Non linear constraints

Hi all, my name is Alejandro. I would like to know if there is a possibility to adjust a Bayesian model with a set of parameters constrained by a non-linear equation. For example, I have this set of parameters

parameters {
  real beta0;
  real beta1;
  real q;
  real beta2;
  real<lower=0> alpha1;

and I want q and \alpha to be restricted by:

\frac{1}{q^{1/ \alpha}}-e^{-f(\alpha|q)}=1

for a specific function f.

Thanks for the attention and the help you can provide me.


Hi Alejandro,

For this model, I believe you don’t need to specify both \alpha and q as parameters with constraints. I think you should be able to specify one of them as a parameter, and then solve for the other in the transformed parameters block.

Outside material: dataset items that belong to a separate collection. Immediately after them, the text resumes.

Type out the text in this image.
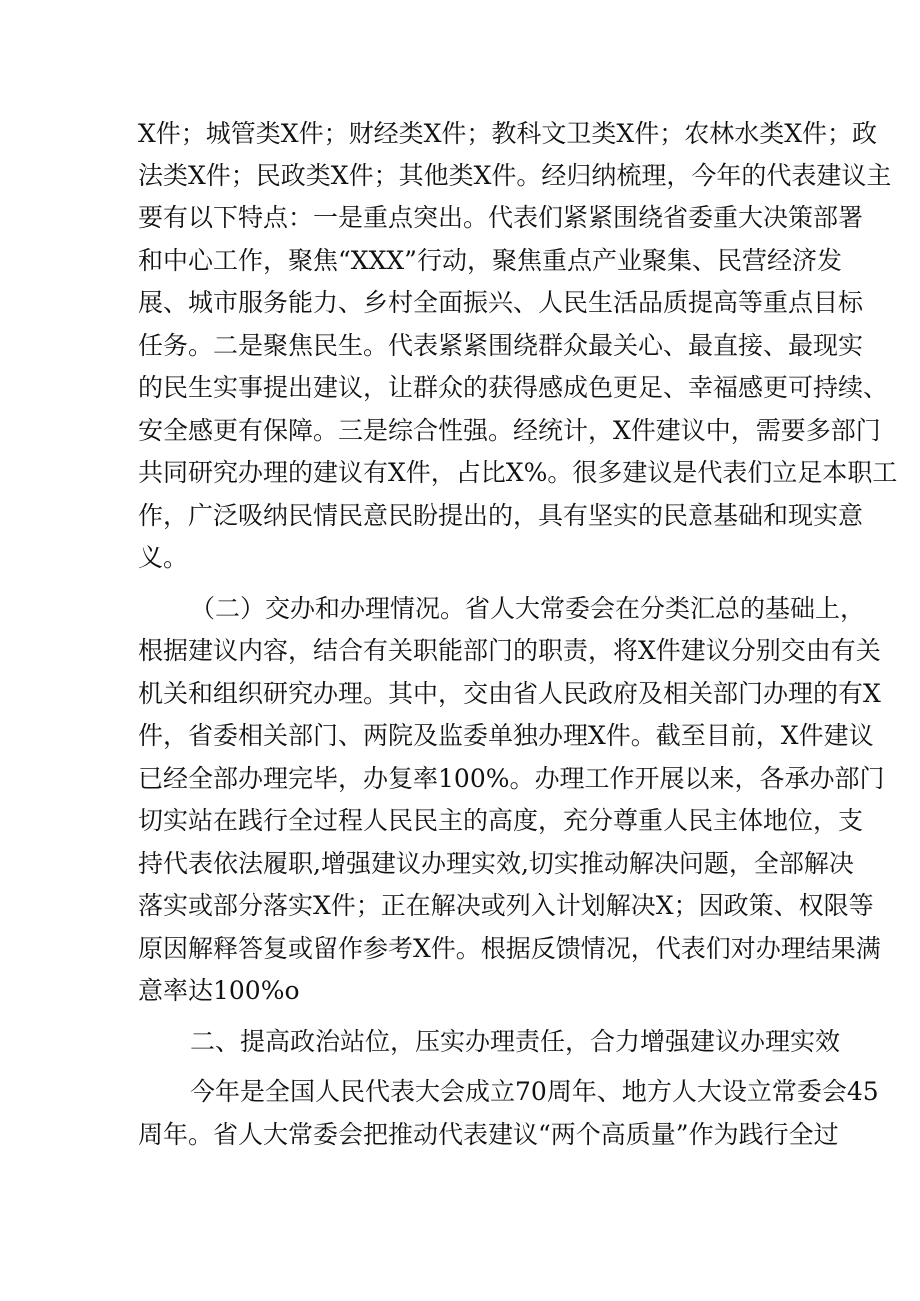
X件；城管类X件；财经类X件；教科文卫类X件；农林水类X件；政
法类X件；民政类X件；其他类X件。经归纳梳理，今年的代表建议主
要有以下特点：一是重点突出。代表们紧紧围绕省委重大决策部署
和中心工作，聚焦“XXX”行动，聚焦重点产业聚集、民营经济发
展、城市服务能力、乡村全面振兴、人民生活品质提高等重点目标
任务。二是聚焦民生。代表紧紧围绕群众最关心、最直接、最现实
的民生实事提出建议，让群众的获得感成色更足、幸福感更可持续、
安全感更有保障。三是综合性强。经统计，X件建议中，需要多部门
共同研究办理的建议有X件，占比X%。很多建议是代表们立足本职工
作，广泛吸纳民情民意民盼提出的，具有坚实的民意基础和现实意
义。
（二）交办和办理情况。省人大常委会在分类汇总的基础上，
根据建议内容，结合有关职能部门的职责，将X件建议分别交由有关
机关和组织研究办理。其中，交由省人民政府及相关部门办理的有X
件，省委相关部门、两院及监委单独办理X件。截至目前，X件建议
已经全部办理完毕，办复率100%。办理工作开展以来，各承办部门
切实站在践行全过程人民民主的高度，充分尊重人民主体地位，支
持代表依法履职,增强建议办理实效,切实推动解决问题，全部解决
落实或部分落实X件；正在解决或列入计划解决X；因政策、权限等
原因解释答复或留作参考X件。根据反馈情况，代表们对办理结果满
意率达100%o
二、提高政治站位，压实办理责任，合力增强建议办理实效
今年是全国人民代表大会成立70周年、地方人大设立常委会45
周年。省人大常委会把推动代表建议“两个高质量”作为践行全过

In other words, given the function:

\frac{1}{q^{1/a}} - e^{-f(a|q)} = 1

If you re-arrange/solve the function to give the value of either a or q, given the other, you can use this expression in your stan model. As a simpler example, let’s say your constraint was:

\frac{1}{q^{1/a}} - e^{-a} = 1

You can rearrange this (courtesy of Wolfram Alpha) to:

q = (e^{-a} +1)^{-a}

Then your Stan code would specify a as a parameter and q and as a transformed parameter given by this function:

parameters {
  real a;

transformed parameters {
  real q = (exp(-a) + 1)^(-a);

If you can’t analytically derive this for your given function f, Stan has an algebraic solver available that could do it for you. Some examples on how to use it are in the User’s Guide:

@nhuurre You always have great insights on these kinds of constraints, does this sound like the best approach to you?


Yes, algebraic solver seems to be the way to go. Whether you put alpha or q in the transformed parameters depends on the prior you want.


Thanks for the reply I´m gonna read it!

Thanks for the reply, I will try it!